Our study area covered 900 km\(^2\) to test the workflow, but in many cases, it is reasonable to expand the analyzes to a larger scale in order to support the information needs of the administrative units. For example, for a river catchment level hydrology analysis, the knowledge of watercourse network expansion, both downstream and upstream, is needed (Bhattacharjee et al. 2021). Such knowledge of drainage systems is also of importance for the assessment of maintenance needs or candidate mires for restoration (Hasselquist et al. 2018). To include older maps than 1965 would be of great value, but it also introduces availability and comparability issues, such as geometric distortion, number of ground control points available, differences in landscape categories used, distinctiveness of symbol representation, and thematic consistency of each feature class (Vuorela et al. 2002). In practice, even with 1965 as the oldest source map, the analysis of extended areas with a larger number of feature classes would be highly influential to the understanding of historical land use in Finland.

Workflow development needs to be continued to include more land cover classes besides those in this study. Methodologically, of course, challenges with a higher risk of misinterpretation are created when the number of classes is increased, because of matching colors used for multiple classes and difficulties in outlining the new classes. Particularly forest classes (deciduous, coniferous, and mixed forests) in Finnish maps have ambiguous outlines with no clear border markings. Forest classes would nevertheless be especially of interest for further study. This exercise showed that deep learning methods can highly accurately deal even with relatively vague classes, such as mires.

Conclusions

In this study, we demonstrated how to utilize modern computer vision methods to derive georeferenced information from scanned historical maps. We used U-Net to detect five classes of interest from scanned basic maps from 1965 and the mid-1980 s, and the proposed method proved to perform well. The results were used to analyze land cover and land use changes in the study area between 1965 and 2022. The analysis showed the increase with road and ditch networks and the change in area of agricultural fields and mires.

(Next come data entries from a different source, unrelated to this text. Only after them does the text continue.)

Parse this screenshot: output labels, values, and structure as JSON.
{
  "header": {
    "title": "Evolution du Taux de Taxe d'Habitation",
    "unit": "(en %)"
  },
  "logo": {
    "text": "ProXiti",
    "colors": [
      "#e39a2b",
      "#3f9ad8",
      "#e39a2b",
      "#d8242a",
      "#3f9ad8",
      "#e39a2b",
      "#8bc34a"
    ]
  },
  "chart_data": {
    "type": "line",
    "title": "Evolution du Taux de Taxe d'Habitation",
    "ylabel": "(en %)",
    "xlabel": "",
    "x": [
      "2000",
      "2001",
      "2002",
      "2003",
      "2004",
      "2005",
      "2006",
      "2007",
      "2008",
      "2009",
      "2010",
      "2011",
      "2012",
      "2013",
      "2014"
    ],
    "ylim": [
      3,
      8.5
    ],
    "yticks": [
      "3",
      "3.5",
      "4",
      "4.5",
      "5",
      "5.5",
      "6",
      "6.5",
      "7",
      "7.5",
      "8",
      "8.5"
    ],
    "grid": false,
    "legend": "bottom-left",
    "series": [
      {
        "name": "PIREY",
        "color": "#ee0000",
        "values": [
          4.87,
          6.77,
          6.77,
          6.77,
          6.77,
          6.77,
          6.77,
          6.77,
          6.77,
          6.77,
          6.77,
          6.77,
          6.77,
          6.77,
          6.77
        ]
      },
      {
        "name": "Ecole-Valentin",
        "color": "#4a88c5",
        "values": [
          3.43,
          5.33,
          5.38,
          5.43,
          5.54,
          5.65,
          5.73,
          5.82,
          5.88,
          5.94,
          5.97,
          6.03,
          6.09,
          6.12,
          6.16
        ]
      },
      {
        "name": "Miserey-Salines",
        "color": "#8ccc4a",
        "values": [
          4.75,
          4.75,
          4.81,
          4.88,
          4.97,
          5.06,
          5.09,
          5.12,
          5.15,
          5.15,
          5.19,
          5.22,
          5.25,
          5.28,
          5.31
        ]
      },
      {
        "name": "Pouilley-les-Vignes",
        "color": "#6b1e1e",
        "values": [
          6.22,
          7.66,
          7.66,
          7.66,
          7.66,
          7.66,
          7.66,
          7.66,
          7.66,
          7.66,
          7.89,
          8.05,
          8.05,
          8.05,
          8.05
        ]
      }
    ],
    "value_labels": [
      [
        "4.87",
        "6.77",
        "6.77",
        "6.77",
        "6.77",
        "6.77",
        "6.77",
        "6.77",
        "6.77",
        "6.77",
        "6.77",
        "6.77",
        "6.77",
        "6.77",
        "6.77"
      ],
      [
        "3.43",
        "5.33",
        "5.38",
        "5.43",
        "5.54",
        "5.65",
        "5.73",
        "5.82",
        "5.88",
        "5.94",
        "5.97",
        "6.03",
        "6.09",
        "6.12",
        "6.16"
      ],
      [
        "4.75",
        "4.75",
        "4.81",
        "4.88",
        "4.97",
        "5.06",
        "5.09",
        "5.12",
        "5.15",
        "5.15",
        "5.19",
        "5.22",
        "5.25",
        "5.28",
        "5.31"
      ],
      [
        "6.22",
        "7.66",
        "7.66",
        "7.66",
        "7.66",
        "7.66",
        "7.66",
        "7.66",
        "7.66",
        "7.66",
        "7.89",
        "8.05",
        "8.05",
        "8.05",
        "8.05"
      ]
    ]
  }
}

The observed land cover changes are in line with the known development in forestry and agriculture.

Efficient utilization and digitization of historical maps can greatly improve the knowledge of past land use and land cover changes; as for example, in Finland, the archives of the NLS contain over 10 000 map sheets, dated between 1949 and 1997. In the future, we aim to further develop our method both by increasing the study area and by including more classes.